Die Verringerung der Wildschäden sei besonders in Anbetracht der durch den Klimawandel verursachten Waldschäden, insbesondere durch den Borkenkäfer, besonders dringlich, wird in dem Bericht betont. Zum anderen sei der Schutzwald in Österreich mit vielen Herausforderungen konfrontiert, rund 34% der Schutzwaldflächen würden sich in der Terminal- oder Zerfallsphase befinden. In beiden Fällen bestehe die große Herausforderung in der Verjüngung und Wiederaufforstung der Bestände. Unangepasst hohe Wildbestände könnten den Erfolg der Bemühungen gefährden, warnt das Ministerium.

Leichter Rückgang der Schälschäden im Wirtschaftswald, leichter Anstieg im Schutzwald

Was die Schälschäden betrifft, zeigen die Zwischenergebnisse 2016-2018 der Österreichischen Waldinventur nach den besorgniserregenden Ergebnissen der Erhebungsperiode 2007-2009 nun einen leichten Rückgang der Schäden im Ertragswald. So ist der Anteil von Stämmen mit Schälschäden von 9,1% auf 8,4% gesunken, wobei der Rückgang ausschließlich auf den Wirtschaftswald zurückzuführen ist. Als Wermutstropfen verbucht der Bericht allerdings den Anstieg des Anteils geschälter Stämme im Schutzwald im Ertrag von 6,1% auf 6,5%.

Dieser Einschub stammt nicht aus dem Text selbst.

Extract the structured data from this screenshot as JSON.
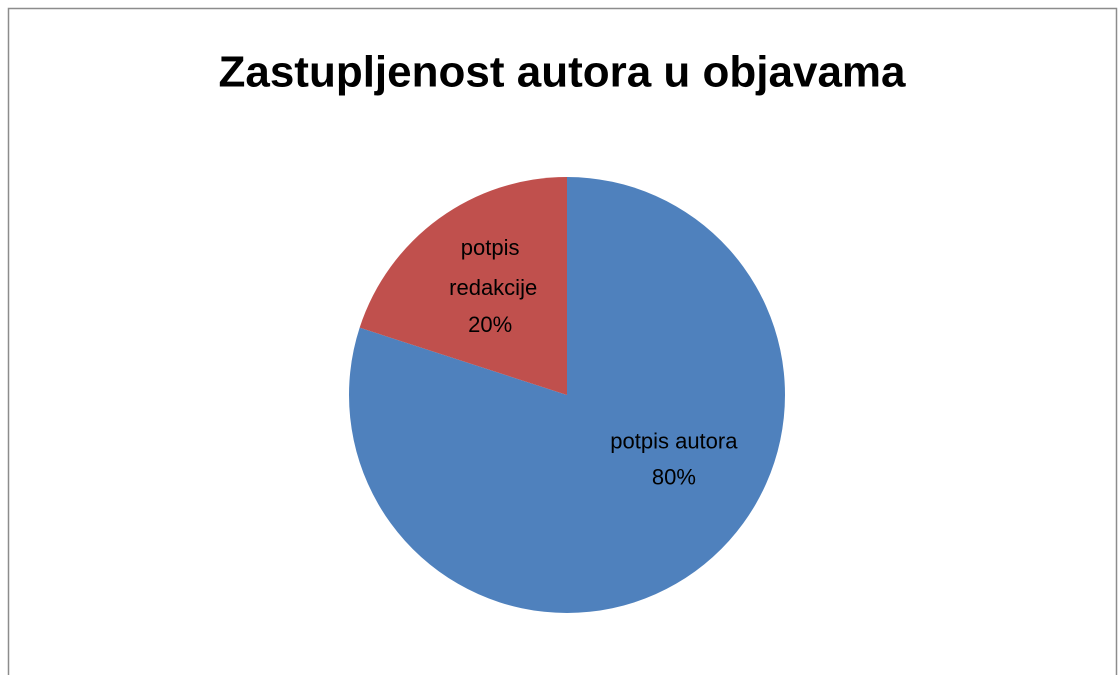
{
  "chart_data": {
    "type": "pie",
    "title": "Zastupljenost autora u objavama",
    "categories": [
      "potpis autora",
      "potpis redakcije"
    ],
    "values": [
      80,
      20
    ],
    "value_labels": [
      "80%",
      "20%"
    ],
    "colors": [
      "#4f81bd",
      "#c0504d"
    ]
  }
}
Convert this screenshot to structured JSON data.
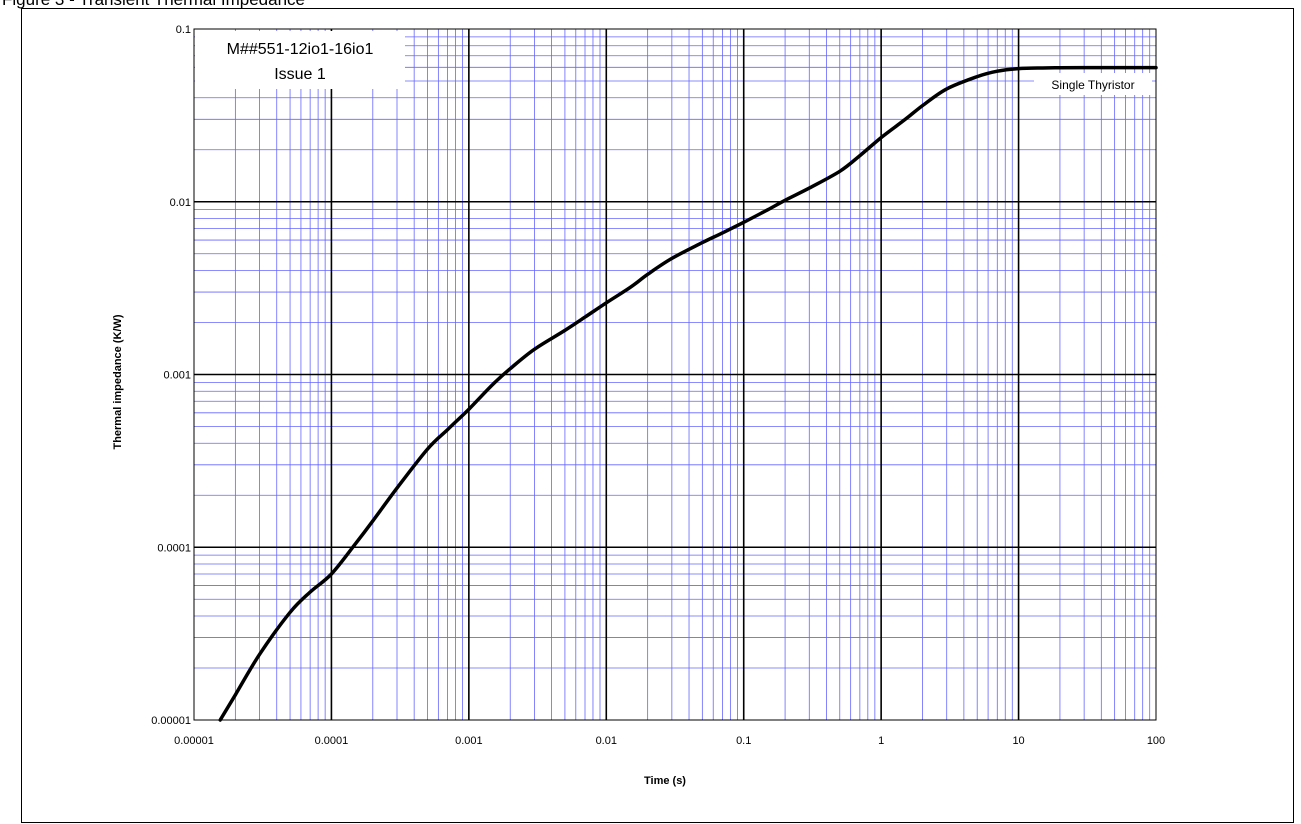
{
  "caption": "Figure 3 - Transient Thermal Impedance",
  "chart_data": {
    "type": "line",
    "title": "",
    "xlabel": "Time (s)",
    "ylabel": "Thermal impedance (K/W)",
    "xscale": "log",
    "yscale": "log",
    "xlim": [
      1e-05,
      100
    ],
    "ylim": [
      1e-05,
      0.1
    ],
    "x_tick_labels": [
      "0.00001",
      "0.0001",
      "0.001",
      "0.01",
      "0.1",
      "1",
      "10",
      "100"
    ],
    "y_tick_labels": [
      "0.00001",
      "0.0001",
      "0.001",
      "0.01",
      "0.1"
    ],
    "grid": true,
    "major_grid_color": "#000000",
    "minor_grid_color": "#6666ff",
    "annotation": [
      "M##551-12io1-16io1",
      "Issue 1"
    ],
    "series": [
      {
        "name": "Single Thyristor",
        "color": "#000000",
        "x": [
          1.55e-05,
          2e-05,
          3e-05,
          5e-05,
          7e-05,
          0.0001,
          0.00015,
          0.0002,
          0.0003,
          0.0005,
          0.0007,
          0.001,
          0.0015,
          0.002,
          0.003,
          0.005,
          0.007,
          0.01,
          0.015,
          0.02,
          0.03,
          0.05,
          0.07,
          0.1,
          0.15,
          0.2,
          0.3,
          0.5,
          0.7,
          1,
          1.5,
          2,
          3,
          5,
          7,
          10,
          15,
          20,
          30,
          50,
          70,
          100
        ],
        "y": [
          1e-05,
          1.4e-05,
          2.4e-05,
          4.2e-05,
          5.5e-05,
          7e-05,
          0.000105,
          0.000142,
          0.00022,
          0.00037,
          0.00048,
          0.00063,
          0.00088,
          0.00108,
          0.0014,
          0.0018,
          0.00215,
          0.0026,
          0.0032,
          0.0038,
          0.0047,
          0.0058,
          0.0066,
          0.0076,
          0.009,
          0.0102,
          0.012,
          0.015,
          0.0185,
          0.0235,
          0.03,
          0.036,
          0.045,
          0.053,
          0.057,
          0.059,
          0.0595,
          0.0597,
          0.0598,
          0.0598,
          0.0598,
          0.0598
        ]
      }
    ]
  }
}
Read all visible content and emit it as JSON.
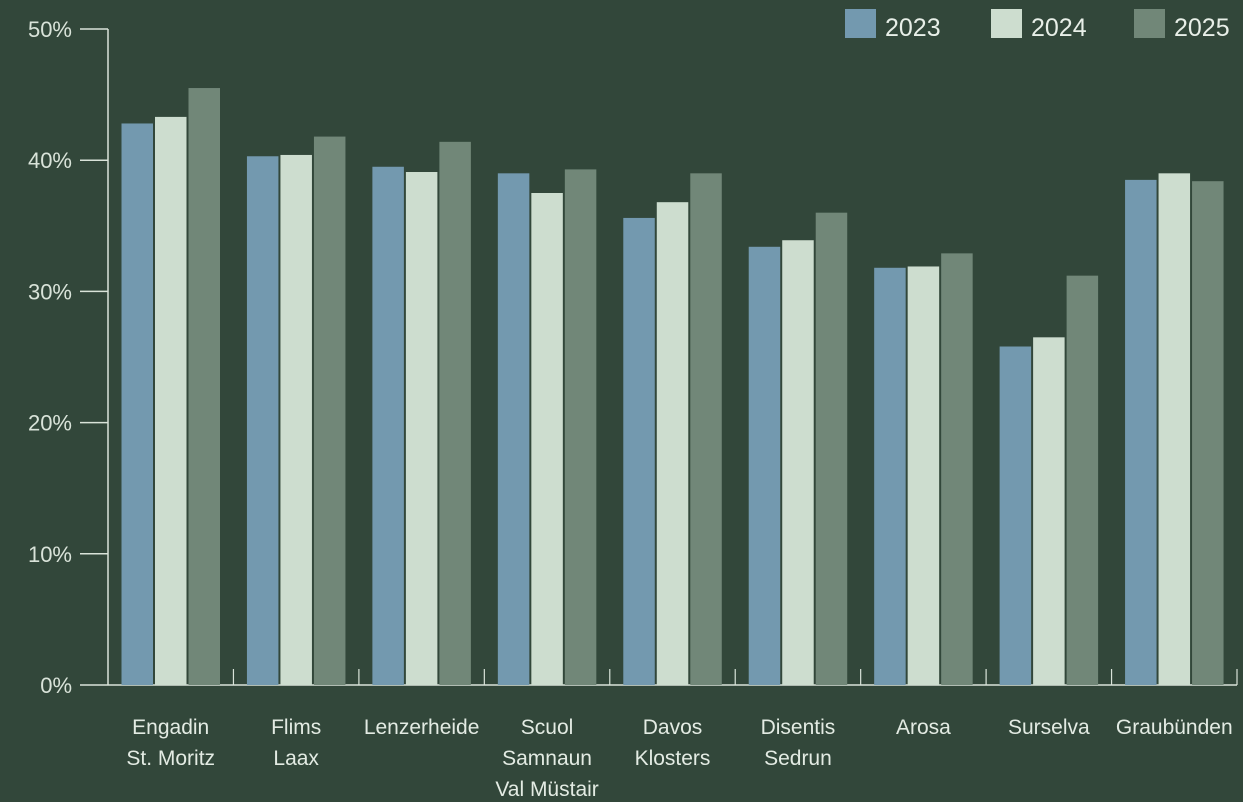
{
  "chart_data": {
    "type": "bar",
    "title": "",
    "xlabel": "",
    "ylabel": "",
    "ylim": [
      0,
      50
    ],
    "y_ticks": [
      {
        "value": 0,
        "label": "0%"
      },
      {
        "value": 10,
        "label": "10%"
      },
      {
        "value": 20,
        "label": "20%"
      },
      {
        "value": 30,
        "label": "30%"
      },
      {
        "value": 40,
        "label": "40%"
      },
      {
        "value": 50,
        "label": "50%"
      }
    ],
    "grid": false,
    "legend_position": "top-right",
    "categories": [
      [
        "Engadin",
        "St. Moritz"
      ],
      [
        "Flims",
        "Laax"
      ],
      [
        "Lenzerheide"
      ],
      [
        "Scuol",
        "Samnaun",
        "Val Müstair"
      ],
      [
        "Davos",
        "Klosters"
      ],
      [
        "Disentis",
        "Sedrun"
      ],
      [
        "Arosa"
      ],
      [
        "Surselva"
      ],
      [
        "Graubünden"
      ]
    ],
    "series": [
      {
        "name": "2023",
        "color": "#7399af",
        "values": [
          42.8,
          40.3,
          39.5,
          39.0,
          35.6,
          33.4,
          31.8,
          25.8,
          38.5
        ]
      },
      {
        "name": "2024",
        "color": "#cdddcf",
        "values": [
          43.3,
          40.4,
          39.1,
          37.5,
          36.8,
          33.9,
          31.9,
          26.5,
          39.0
        ]
      },
      {
        "name": "2025",
        "color": "#718778",
        "values": [
          45.5,
          41.8,
          41.4,
          39.3,
          39.0,
          36.0,
          32.9,
          31.2,
          38.4
        ]
      }
    ],
    "axis_color": "#d9e3d9"
  }
}
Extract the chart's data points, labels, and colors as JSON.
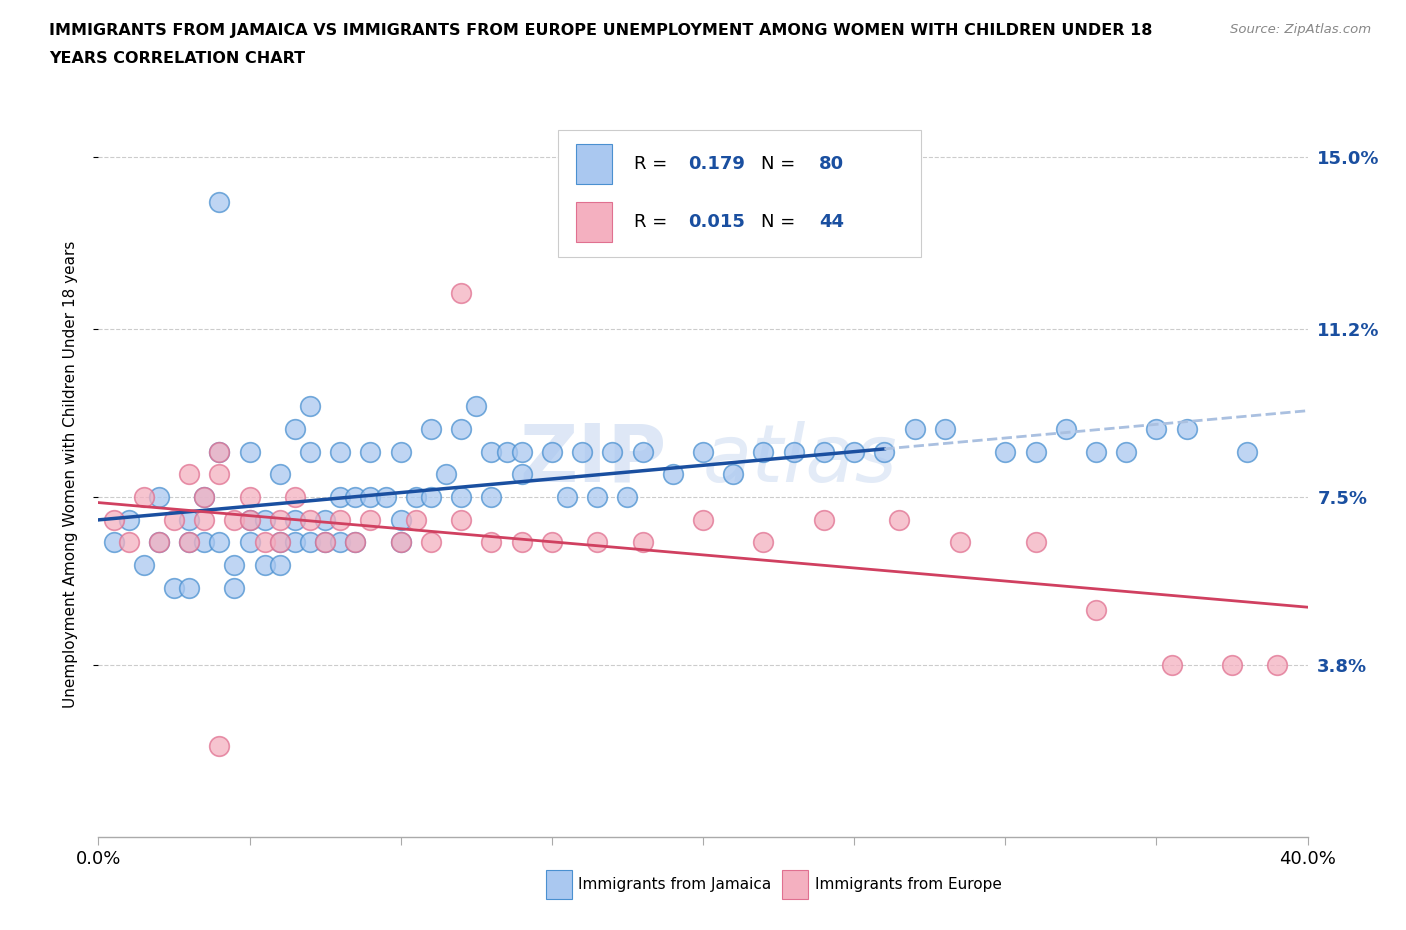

Die aktuellen Einschätzungen der Forstaufsichtsdienste der Bundesländer haben unterschiedliche Ergebnisse gebracht. Die meisten Bezirke schätzen die Schälschadensituation gleich wie vor sechs Jahren ein. Jedoch ist die Anzahl der Bezirke, die von einer positiven Entwicklung ausgehen, höher als die Anzahl der Bezirke mit negativer Einschätzung. Die Bundesländer mit den meisten negativen Einschätzungen sind Kärnten, die Steiermark und Tirol. Diese Bundesländer weisen auch die meisten Gutachten des Forstaufsichtsdienstes wegen flächenhafter Gefährdungen durch Schälung auf.

Zwei Drittel der Bezirke melden Verbesserungen bei Verbissschäden

Die Ergebnisse des Wildeinflussmonitorings 2016-2018 zeigen für 62% der Bezirke Verbesserungen, in 27% der Bezirke ist der Wildeinfluss auf die Waldverjüngung jedoch angestiegen. Trotz der Verbesserungen haben Mischbaumarten Probleme, dem Äser zu entwachsen, gibt der Bericht zu bedenken. So konnte sich die Tanne in 47% und die Eiche in 65% der Bezirke ihres Vorkommens nicht oder kaum über 1,3 Meter hinaus entwickeln. Neben den natürlichen Konkurrenzverhältnissen und der waldbaulichen Behandlung spielt dabei der Verbiss eine wesentliche Rolle.

Derzeit sind die Erhebungen der Periode 2019-2021 im Laufen. Erste Bezirksergebnisse der 2019 erfolgten Erhebungen, nämlich die von je sechs Bezirken aus Ober- und Niederösterreich, sind bereits verfügbar, lassen aber noch keinen Trend erkennen. Die Hälfte dieser Bezirke weist Verbesserungen auf, die andere Hälfte Verschlechterungen. Laut dem Bericht werden bundesweite Aussagen erst nach Ende der dreijährigen Erhebungsperiode möglich sein.